“I have no clue at this point if I will be able to take part [in the World Cup] or not,” he told In the Bunch. “It’s difficult for me to even talk about it at this stage.
“I will get my cast taken off on Wednesday, which is when we will assess how much movement I have. If my wrist is still stiff, then it will take quite long to recover.
“If I have majority movement, then it could be very possible [to take part]. It is just a waiting game for now.”
But Hatherly said he felt optimistic. “I already have some movement [in my wrist] even with the cast on, which is promising.
“My main concern is to not to push it too early and compromise my chances for the Commonwealth Games (April 4 to 15). I cannot afford to crash or do more damage.

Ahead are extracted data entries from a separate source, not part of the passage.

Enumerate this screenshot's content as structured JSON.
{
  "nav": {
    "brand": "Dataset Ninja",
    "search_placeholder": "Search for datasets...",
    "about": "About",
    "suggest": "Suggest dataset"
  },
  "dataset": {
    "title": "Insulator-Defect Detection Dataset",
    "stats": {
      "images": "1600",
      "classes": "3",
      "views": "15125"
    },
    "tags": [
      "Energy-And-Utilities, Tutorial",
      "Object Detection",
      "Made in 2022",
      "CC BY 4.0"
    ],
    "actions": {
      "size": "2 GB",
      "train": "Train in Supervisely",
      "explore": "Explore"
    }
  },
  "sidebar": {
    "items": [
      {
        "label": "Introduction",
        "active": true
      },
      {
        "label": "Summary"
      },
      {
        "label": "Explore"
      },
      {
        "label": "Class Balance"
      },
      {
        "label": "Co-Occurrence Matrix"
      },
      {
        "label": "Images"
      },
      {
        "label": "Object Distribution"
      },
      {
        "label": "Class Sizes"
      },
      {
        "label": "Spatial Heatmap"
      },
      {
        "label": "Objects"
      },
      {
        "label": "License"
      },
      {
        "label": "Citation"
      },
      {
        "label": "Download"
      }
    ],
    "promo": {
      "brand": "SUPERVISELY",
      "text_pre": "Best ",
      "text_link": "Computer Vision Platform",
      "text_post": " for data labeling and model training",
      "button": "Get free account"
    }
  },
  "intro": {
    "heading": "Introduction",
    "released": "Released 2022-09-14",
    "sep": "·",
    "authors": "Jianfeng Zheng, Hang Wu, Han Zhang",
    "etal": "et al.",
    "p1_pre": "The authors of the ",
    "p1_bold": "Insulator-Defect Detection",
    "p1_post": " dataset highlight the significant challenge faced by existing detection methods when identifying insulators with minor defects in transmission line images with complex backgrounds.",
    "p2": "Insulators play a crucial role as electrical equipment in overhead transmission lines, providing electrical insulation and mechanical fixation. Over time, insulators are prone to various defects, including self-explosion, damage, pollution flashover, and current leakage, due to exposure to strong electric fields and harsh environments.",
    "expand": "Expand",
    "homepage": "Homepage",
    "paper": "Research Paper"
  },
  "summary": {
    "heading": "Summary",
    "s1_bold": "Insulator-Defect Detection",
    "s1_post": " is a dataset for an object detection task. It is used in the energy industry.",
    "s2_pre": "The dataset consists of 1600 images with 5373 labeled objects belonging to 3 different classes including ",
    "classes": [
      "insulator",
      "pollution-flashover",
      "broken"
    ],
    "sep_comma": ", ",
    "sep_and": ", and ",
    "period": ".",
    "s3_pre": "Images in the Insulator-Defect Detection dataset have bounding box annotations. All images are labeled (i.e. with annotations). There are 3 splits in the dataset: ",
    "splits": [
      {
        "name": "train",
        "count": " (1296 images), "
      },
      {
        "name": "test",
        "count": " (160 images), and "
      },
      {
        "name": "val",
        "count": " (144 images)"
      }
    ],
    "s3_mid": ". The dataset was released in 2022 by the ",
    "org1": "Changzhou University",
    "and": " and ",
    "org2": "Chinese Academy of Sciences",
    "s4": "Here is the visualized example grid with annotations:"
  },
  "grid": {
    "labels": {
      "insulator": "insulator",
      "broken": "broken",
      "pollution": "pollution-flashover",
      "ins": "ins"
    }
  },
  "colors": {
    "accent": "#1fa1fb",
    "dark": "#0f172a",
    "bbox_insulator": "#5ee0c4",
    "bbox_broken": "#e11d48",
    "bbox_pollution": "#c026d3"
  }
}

“I will be 100 per cent certain about my wrist in two weeks’ time when I go for X-rays.”
Hatherly said he was “having a good day” (on stage three) before his crash occurred.
“I was holding all of the top teams, including the GC leaders [Alban Lakata and Kristián Hynek], quite comfortably.
“It was a very fast stage – an average speed of 32 kilometres per hour – and there were about 20 of us in the leading group.
“With just about 15km to go, there was a simple single track with no obstacles on it but the dust was quite bad. There was a huge rock in the middle of the pass and I hit it straight on.
“It should have been marked. My left radius and my right wrist were damaged just on impact, not from the fall.
“I immediately heard a cracking sound and I first thought it was my wheel, but looking at it afterwards, we knew it was the moment my arm said goodbye.”
Hatherly, who won the second stage with partner Simon Andreassen for Spur Specialized, was unable to complete the race on the last day.